Toro y Moi takes me back to my years in high school: playing Tame Impala, MGMT and Toro y Moi in the yearbook room, lying on the grass with our heads in a circle, feeling whole with the world and one with my friends… yeah, I did that.
On Nov. 5 at Corona Theatre, Chaz Bear, aka Toro y Moi, aka Chazwick Bradley Bundick, brought this back.
Bear, who changed his name four years ago when he married Samantha Beardsley, feels fresh, composed and genuinely happy; he emits a gentleness. He sings, his eyes squint, a smile spreads across his face. Moving across the stage in a dance that feels characteristic of Childish Gambino.
Blissful. Real. Truly himself, in love with his music; a joy that rubbed off on the crowd.
His band members feel very Portland – I’ve never been to Portland, any Portland, but that’s the vibe – complete with long shaggy hair, blundstones, thick socks, button down shirts and reusable canteen bottles. Bear wore an Everlane-esque get-up, mod wide-leg blue pants (not jeans), a black jacket, and a black mock neck, which he kept on the entire time – a rarity on stage. Performers usually strip halfway into the third song.

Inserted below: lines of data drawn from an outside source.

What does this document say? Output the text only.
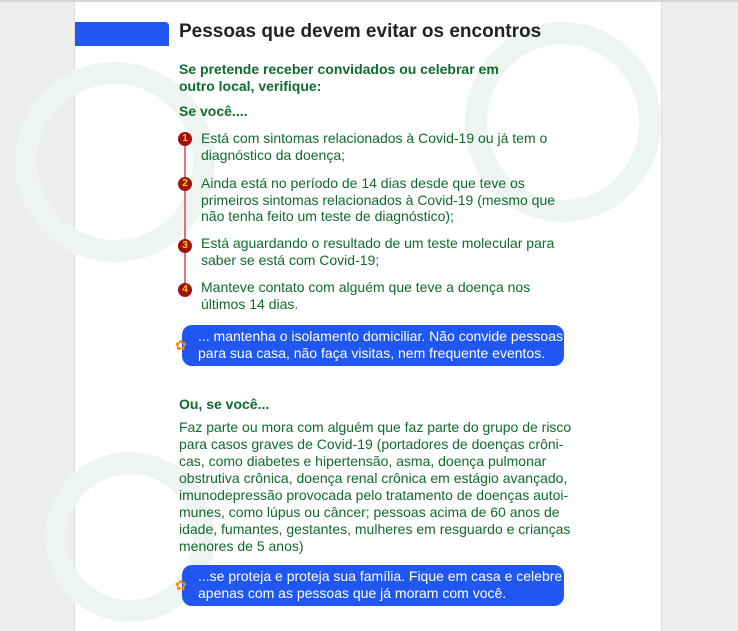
Pessoas que devem evitar os encontros
Se pretende receber convidados ou celebrar em
outro local, verifique:
Se você....
1 Está com sintomas relacionados à Covid-19 ou já tem o
diagnóstico da doença;
2 Ainda está no período de 14 dias desde que teve os
primeiros sintomas relacionados à Covid-19 (mesmo que
não tenha feito um teste de diagnóstico);
3 Está aguardando o resultado de um teste molecular para
saber se está com Covid-19;
4 Manteve contato com alguém que teve a doença nos
últimos 14 dias.
... mantenha o isolamento domiciliar. Não convide pessoas
para sua casa, não faça visitas, nem frequente eventos.
✿
Ou, se você...
Faz parte ou mora com alguém que faz parte do grupo de risco
para casos graves de Covid-19 (portadores de doenças crôni-
cas, como diabetes e hipertensão, asma, doença pulmonar
obstrutiva crônica, doença renal crônica em estágio avançado,
imunodepressão provocada pelo tratamento de doenças autoi-
munes, como lúpus ou câncer; pessoas acima de 60 anos de
idade, fumantes, gestantes, mulheres em resguardo e crianças
menores de 5 anos)
...se proteja e proteja sua família. Fique em casa e celebre
apenas com as pessoas que já moram com você.
✿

The stage glows with simple, pleasing colours: pinks and purples, blues and greens, yellows, oranges, peaches… the instruments highlighted with bits of fluorescent orange tape scrawled with “TORO E MWA,” a translucent drum set of the same colour. His crisp lyrics linger, echoing not only in the theatre, but mashed up in my mind days after the show.

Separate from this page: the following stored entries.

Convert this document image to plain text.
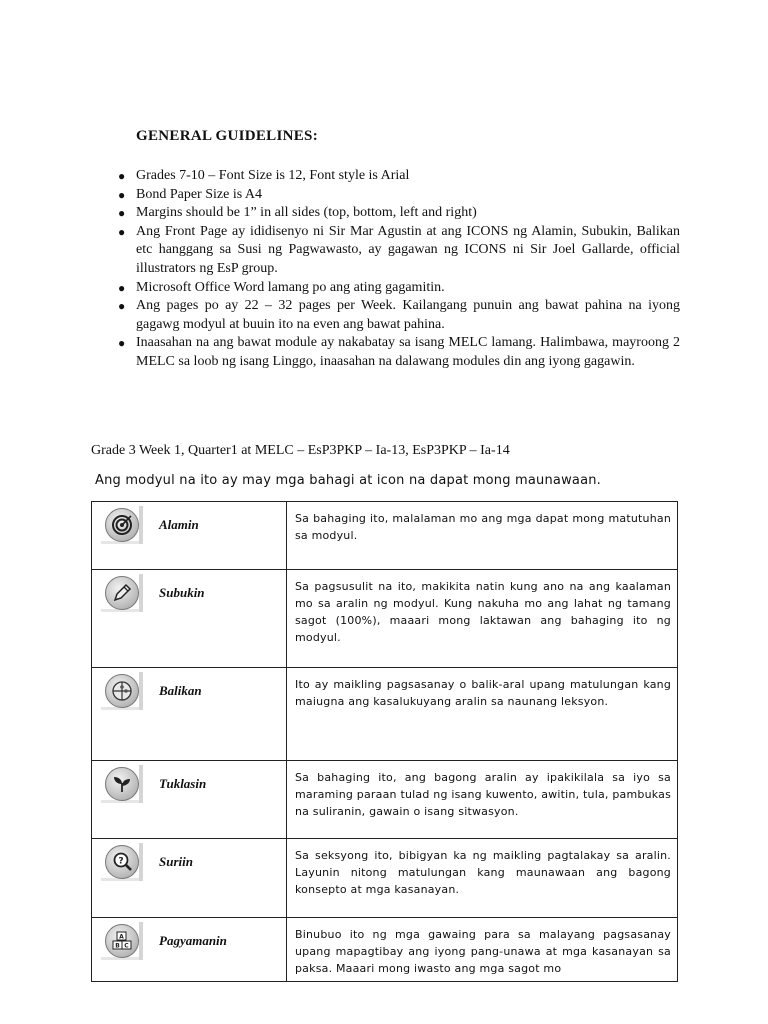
GENERAL GUIDELINES:
● Grades 7-10 – Font Size is 12, Font style is Arial
● Bond Paper Size is A4
● Margins should be 1” in all sides (top, bottom, left and right)
● Ang Front Page ay ididisenyo ni Sir Mar Agustin at ang ICONS ng Alamin, Subukin, Balikan etc hanggang sa Susi ng Pagwawasto, ay gagawan ng ICONS ni Sir Joel Gallarde, official illustrators ng EsP group.
● Microsoft Office Word lamang po ang ating gagamitin.
● Ang pages po ay 22 – 32 pages per Week. Kailangang punuin ang bawat pahina na iyong gagawg modyul at buuin ito na even ang bawat pahina.
● Inaasahan na ang bawat module ay nakabatay sa isang MELC lamang. Halimbawa, mayroong 2 MELC sa loob ng isang Linggo, inaasahan na dalawang modules din ang iyong gagawin.
Grade 3 Week 1, Quarter1 at MELC – EsP3PKP – Ia-13, EsP3PKP – Ia-14
Ang modyul na ito ay may mga bahagi at icon na dapat mong maunawaan.
Alamin	Sa bahaging ito, malalaman mo ang mga dapat mong matutuhan sa modyul.

Subukin	Sa pagsusulit na ito, makikita natin kung ano na ang kaalaman mo sa aralin ng modyul. Kung nakuha mo ang lahat ng tamang sagot (100%), maaari mong laktawan ang bahaging ito ng modyul.

Balikan	Ito ay maikling pagsasanay o balik-aral upang matulungan kang maiugna ang kasalukuyang aralin sa naunang leksyon.

Tuklasin	Sa bahaging ito, ang bagong aralin ay ipakikilala sa iyo sa maraming paraan tulad ng isang kuwento, awitin, tula, pambukas na suliranin, gawain o isang sitwasyon.

? Suriin	Sa seksyong ito, bibigyan ka ng maikling pagtalakay sa aralin. Layunin nitong matulungan kang maunawaan ang bagong konsepto at mga kasanayan.

A
B C Pagyamanin	Binubuo ito ng mga gawaing para sa malayang pagsasanay upang mapagtibay ang iyong pang-unawa at mga kasanayan sa paksa. Maaari mong iwasto ang mga sagot mo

You saved my life, I don’t want to be alone, I want somebody, I don’t have time for this weather… Die for my love… For a second I forgot who I was, I thought I was over you … now I don’t know who I am … I feel weak, uhuh…
On Oct. 29, Toro y Moi released “Soul Trash,” a 30-minute long art film by the same name of a mixed tape released in January of last year. The duo moves away from simple lo-fi musician status and into the world of pure artistry. Sixteen minutes in, the film pauses to watch Bear, wearing a bucket hat, eat chips.
“I see two of you, I see one of me,” he says, pointing to the viewer, a photographer taking pictures of his reflection, I imagine. The whole thing is pretty obscure.
As though Bear was given a paintbrush, needle and thread to collage together this masterpiece, his new album, Outer Peace, feels authentic, not as laboured or crafted as I felt in some of his older albums. Now the poster child of chillwave, his music crosses boundaries, feeling very 70s indie pop with a sprinkle of some classic T-Pain autotune.
Outer Peace speaks to finding satisfaction, oneness and peace out in the world, rather than just within. Whether in blending genres, dance, work or just being present in a social environment… there’s no one way to find that.